The total building  cooling load consists of heat transferred through the building envelope (walls, roof, floor, windows, doors etc.) and heat generated by occupants, equipment, and lights. The load due to heat transfer through the envelope is called as external load, while all other loads are called as internal loads. The percentage of external versus internal load varies with building type, site climate, and building design. The total cooling load in HVAC on any building consists of both sensible as well as latent load components. The sensible load affects the dry bulb temperature, while the latent load affects the moisture content of the conditioned space.

For a thorough calculation of the zones and whole-building loads, one of the following three methods should be employed:

1. Transfer Function Method (TFM): This is the most complex of the methods proposed by ASHRAE and requires the use of a computer program or advanced spreadsheet.
2. Cooling Load Temperature Differential/Cooling Load Factors (CLTD/CLF): This method is derived from the TFM method and uses tabulated data to simplify the calculation process. The method can be fairly easily transferred into simple spreadsheet programs but has some limitations due to the use of tabulated data.
3. Total Equivalent Temperature Differential/Time-Averaging (TETD/TA): This was the preferred method for hand or simple spreadsheet calculation before the introduction of the CLTD/CLF method.

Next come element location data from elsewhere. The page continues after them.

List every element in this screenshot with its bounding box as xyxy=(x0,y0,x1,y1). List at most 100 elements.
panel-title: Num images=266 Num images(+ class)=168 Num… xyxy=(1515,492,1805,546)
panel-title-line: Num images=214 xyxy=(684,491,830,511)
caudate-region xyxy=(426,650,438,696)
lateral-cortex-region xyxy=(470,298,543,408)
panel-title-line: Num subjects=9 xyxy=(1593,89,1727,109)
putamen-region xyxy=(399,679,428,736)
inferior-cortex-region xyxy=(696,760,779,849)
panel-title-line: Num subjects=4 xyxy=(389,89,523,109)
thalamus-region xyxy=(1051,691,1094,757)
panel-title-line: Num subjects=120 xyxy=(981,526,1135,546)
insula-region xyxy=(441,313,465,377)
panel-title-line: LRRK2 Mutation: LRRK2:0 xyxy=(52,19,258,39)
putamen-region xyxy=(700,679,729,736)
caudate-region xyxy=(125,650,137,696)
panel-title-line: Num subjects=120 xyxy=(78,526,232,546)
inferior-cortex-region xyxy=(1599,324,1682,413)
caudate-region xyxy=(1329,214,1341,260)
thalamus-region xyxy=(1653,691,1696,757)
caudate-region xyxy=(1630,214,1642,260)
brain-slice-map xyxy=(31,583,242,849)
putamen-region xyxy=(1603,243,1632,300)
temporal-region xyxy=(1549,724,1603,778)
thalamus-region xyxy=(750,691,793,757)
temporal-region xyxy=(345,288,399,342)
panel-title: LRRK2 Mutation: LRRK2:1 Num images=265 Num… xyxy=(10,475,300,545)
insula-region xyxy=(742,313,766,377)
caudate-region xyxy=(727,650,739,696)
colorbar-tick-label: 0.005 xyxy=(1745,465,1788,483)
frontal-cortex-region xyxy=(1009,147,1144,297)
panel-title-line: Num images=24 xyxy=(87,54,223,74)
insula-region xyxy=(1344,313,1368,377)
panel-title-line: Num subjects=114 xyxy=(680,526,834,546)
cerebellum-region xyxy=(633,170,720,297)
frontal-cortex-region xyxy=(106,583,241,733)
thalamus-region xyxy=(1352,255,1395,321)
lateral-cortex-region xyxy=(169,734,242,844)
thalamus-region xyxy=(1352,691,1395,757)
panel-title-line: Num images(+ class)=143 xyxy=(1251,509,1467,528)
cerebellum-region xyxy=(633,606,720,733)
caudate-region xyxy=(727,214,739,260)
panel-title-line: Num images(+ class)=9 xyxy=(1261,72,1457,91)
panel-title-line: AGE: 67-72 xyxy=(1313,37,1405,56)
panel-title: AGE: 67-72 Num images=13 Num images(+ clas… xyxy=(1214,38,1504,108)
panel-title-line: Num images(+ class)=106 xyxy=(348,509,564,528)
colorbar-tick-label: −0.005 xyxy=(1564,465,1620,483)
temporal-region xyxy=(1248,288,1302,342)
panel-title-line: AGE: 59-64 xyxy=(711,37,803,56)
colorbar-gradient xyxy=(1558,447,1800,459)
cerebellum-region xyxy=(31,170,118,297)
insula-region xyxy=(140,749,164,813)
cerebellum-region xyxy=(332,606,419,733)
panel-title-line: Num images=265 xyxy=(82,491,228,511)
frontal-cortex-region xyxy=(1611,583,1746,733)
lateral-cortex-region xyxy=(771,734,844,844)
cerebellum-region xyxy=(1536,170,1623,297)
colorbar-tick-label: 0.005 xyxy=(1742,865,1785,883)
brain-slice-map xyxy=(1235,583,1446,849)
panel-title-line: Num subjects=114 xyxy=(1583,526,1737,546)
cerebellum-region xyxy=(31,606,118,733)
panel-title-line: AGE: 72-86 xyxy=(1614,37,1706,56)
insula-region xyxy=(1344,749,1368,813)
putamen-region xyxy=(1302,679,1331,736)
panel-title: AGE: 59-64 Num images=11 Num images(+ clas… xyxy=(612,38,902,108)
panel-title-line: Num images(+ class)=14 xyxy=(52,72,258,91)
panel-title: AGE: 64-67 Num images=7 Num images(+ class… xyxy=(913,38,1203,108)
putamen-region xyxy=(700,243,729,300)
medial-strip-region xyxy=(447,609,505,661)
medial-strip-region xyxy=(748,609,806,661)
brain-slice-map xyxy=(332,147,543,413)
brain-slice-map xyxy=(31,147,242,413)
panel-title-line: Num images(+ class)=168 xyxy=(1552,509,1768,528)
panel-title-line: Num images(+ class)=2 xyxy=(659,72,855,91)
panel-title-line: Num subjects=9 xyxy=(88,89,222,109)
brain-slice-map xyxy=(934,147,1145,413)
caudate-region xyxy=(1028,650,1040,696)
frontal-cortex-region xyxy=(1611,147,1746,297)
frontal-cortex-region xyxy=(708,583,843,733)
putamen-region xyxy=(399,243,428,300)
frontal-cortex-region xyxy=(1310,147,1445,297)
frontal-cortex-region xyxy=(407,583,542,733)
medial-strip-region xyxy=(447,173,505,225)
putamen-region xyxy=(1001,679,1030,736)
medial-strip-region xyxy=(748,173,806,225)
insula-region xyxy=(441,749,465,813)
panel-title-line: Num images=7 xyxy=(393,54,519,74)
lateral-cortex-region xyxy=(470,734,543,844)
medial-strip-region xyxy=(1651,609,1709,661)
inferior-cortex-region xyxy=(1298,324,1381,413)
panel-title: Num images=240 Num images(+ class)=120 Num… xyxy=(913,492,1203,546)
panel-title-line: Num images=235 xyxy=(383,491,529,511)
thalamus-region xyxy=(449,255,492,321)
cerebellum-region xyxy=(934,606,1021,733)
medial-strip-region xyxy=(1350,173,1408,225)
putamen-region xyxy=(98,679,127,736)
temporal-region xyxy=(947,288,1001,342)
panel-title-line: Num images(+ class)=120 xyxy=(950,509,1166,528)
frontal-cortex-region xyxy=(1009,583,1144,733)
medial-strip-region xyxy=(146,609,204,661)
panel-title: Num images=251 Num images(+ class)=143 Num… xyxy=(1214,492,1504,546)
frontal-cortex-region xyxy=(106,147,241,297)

These three methods are well documented in ASHRAE Handbook Fundamentals, 2001.

##### ACCURACY AND RELIABILITY OF VARIOUS CALCULATION METHODS

For each cooling load calculation method, there are several benefits/limitations which feature each method. Simplicity and accuracy are two contradicting objectives to be fulfilled. If a method could be considered to be simple, its accuracy would be a matter of question, and vice versa.

While modern methods emphasize on improving the procedure of calculating solar and conduction heat gains, there are also other main sources coming from internal heat gains (people, lighting and equipment).

Handbooks include tables for the heat gain estimations from the internal sources. However, such tables are incomplete. For example, for equipment not mentioned in the tables, only limited information is indicated about them. Sometimes recommendations are mentioned about using 25% to 50% of the nameplate power consumption, where the final value is left to the interpretation of the designer. In other times it is the accurate predictability of the occurrence is also important, e.g. the frequency of using of equipment is very important to determine the heat gain. This example for internal heat gain shows that, when thinking about accuracy, it is not only the method (simple vs. complex) which is effective, but uncertainties in the input data are also important.

There are high degrees of uncertainty in input data required to determine cooling loads. Much of this is due to the unpredictability of occupancy, human behavior, outdoors weather variations, lack of and variation in heat gain data for modern equipments, and introduction of new building products and HVAC equipments with unknown characteristics. These generate uncertainties that far exceed the errors generated by simple methods compared to more complex methods. Therefore, the added time/effort required for the more complex calculation methods would not be productive in terms of better accuracy of the results if uncertainties in the input data are high. Otherwise, simplified methods would, likely, have a similar level of satisfactory accuracy.

For strictly manual cooling load calculation method, the most practical to use is the CLTD/SCL/CLF method as described in the 1997 ASHRAE Fundamentals. This method, although not optimum, will yield the most conservative results based on peak load values to be used in sizing equipment. It should be noted that the results obtained from using the CLTD/CLF method depend largely on the characteristics of the space being considered and how they vary from the model used to generate the CLTD/CLF data shown on the various tables. Engineering judgment is required in the interpretation of the custom tables and applying appropriate correction factors.